Contemplating this made me curious - what do other schools have as their standard rep within 'standard repertoire'?  Which schools favor Wolf over Brahms, or Bolcom over Barber?  Or on the Musical Theatre side of things, which schools choose the Golden Age of MT over something written within the last 10 years?

I'd love to come up with an interactive map of the US, showing which composers/songs are 'in vogue' at which institution.  I admit I researched the idea, and found it to be more complex than I'd like to create such a thing - and I'm pretty patient (you've seen my CP poster, yes? Now that took a bit of time).  I'd still love to hear who has been doing what to death, however - in either the classical or musical theatre repertoire areas.  Please feel free to contribute via the comments section below. 

Tuesday, February 15, 2011

MS2 and such

Ragtime went well!  I was pleased with the music side of things, both pit-wise (horn, trumpet, trombone, tuba, bass, drums, flute, clarinet and two keyboards) and Mainstage2-wise (MS2 from now on). MS2 worked beautifully.

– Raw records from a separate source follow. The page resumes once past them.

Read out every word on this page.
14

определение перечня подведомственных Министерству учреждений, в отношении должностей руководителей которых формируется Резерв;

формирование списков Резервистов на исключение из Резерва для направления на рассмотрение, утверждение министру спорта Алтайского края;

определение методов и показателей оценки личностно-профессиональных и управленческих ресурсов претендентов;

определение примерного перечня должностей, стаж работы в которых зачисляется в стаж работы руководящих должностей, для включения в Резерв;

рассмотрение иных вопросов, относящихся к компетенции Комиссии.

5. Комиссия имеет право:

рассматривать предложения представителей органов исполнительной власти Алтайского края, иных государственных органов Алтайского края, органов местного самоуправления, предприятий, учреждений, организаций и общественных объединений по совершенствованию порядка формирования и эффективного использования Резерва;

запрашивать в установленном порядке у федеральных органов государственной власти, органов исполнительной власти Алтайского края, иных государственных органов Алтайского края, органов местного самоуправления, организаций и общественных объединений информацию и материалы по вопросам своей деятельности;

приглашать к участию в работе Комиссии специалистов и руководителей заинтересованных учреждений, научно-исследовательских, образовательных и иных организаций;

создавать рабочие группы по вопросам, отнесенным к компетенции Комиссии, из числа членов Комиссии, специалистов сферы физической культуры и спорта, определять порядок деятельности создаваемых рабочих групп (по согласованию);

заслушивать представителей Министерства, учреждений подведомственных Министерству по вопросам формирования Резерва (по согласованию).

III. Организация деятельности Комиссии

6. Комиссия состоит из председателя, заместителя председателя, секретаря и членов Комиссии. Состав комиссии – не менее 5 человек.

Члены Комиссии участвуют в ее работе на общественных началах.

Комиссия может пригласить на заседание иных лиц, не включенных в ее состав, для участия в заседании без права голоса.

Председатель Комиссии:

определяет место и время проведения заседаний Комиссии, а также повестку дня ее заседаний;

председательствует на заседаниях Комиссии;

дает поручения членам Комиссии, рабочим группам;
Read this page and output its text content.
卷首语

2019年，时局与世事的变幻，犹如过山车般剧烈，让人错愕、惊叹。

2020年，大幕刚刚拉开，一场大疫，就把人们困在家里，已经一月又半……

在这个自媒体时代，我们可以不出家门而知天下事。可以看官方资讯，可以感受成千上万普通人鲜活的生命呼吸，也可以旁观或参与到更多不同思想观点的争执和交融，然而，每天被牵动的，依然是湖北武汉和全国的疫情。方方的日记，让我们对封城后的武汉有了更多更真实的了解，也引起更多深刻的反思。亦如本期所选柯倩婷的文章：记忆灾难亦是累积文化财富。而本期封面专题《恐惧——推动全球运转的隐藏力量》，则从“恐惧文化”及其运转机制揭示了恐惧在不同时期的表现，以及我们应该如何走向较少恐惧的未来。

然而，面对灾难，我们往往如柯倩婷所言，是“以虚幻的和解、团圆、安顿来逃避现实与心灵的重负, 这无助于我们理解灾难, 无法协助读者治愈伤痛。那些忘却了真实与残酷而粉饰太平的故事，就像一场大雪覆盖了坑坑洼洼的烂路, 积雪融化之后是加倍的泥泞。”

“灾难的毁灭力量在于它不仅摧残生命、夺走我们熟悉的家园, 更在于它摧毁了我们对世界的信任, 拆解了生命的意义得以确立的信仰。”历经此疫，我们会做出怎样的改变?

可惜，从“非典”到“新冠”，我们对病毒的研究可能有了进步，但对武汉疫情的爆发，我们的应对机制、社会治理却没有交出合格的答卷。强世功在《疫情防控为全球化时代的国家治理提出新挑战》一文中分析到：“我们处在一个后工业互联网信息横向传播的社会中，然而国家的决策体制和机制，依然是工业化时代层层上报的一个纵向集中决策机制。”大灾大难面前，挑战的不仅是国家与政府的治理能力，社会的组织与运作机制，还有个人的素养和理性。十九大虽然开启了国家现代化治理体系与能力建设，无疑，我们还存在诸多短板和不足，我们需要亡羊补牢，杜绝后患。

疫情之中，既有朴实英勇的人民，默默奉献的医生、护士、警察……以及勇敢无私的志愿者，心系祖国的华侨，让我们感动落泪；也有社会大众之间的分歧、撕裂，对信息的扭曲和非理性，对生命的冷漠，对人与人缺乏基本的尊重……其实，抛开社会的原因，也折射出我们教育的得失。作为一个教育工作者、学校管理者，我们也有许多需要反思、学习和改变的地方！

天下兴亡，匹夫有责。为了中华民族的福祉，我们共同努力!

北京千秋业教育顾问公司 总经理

The details I had to figure out: I used a normal sustain pedal as a foot switch (since the main foot switches I've seen advertised were unnecessary for my purposes).  This discussion explains the trick to doing that on MS2:  1)in Layout mode, select the "next Patch" button and 2) in Edit mode, set your controller to just respond to 64 - 127 (so it switches one patch at a time, not two).

Sound patches on MS2 are good, but their volume levels needed to be tweaked.  The harp and accordion patches, for example, were really loud compared to the piano patch.  Rather than depend on the expression pedal to keep sound levels maintained,  I went into their specific patch channels and lowered their overall volume to a comparable level.


Next up: Once Upon a Mattress and By Jeeves

Friday, February 11, 2011

Mainstage in the Pit

Tech week (theatre code for: don't have any other plans*) completed, Ragtime goes up tonight.  With any luck, the cast won't drive the Model T into the set.

At Goodspeed's MDI I learned about the program Mainstage - and wanted to put that knowledge to use immediately - so this is the first time I'll be using Mainstage2 for a show.  All the patches are set up through the program on my laptop, its connected to a Yamaha S90 - and I switch patches with a footswitch.  Its a lot easier than patch switching with my hands, and I'm really happy with the results.  Figuring out Mainstage was mostly a time issue - I'm little better than a monkey at computers, but I got my set-up to work.  It also helped to browse Apple Support Discussions on Mainstage and watch tutorials.  





*Music Theatre Dictionary's definition of tech week:

Tech Week -noun- A hellish time in which one learns to hate the entrappings of a theatre.   
   "If belting a string of E flats doesn't kill me, tech week will."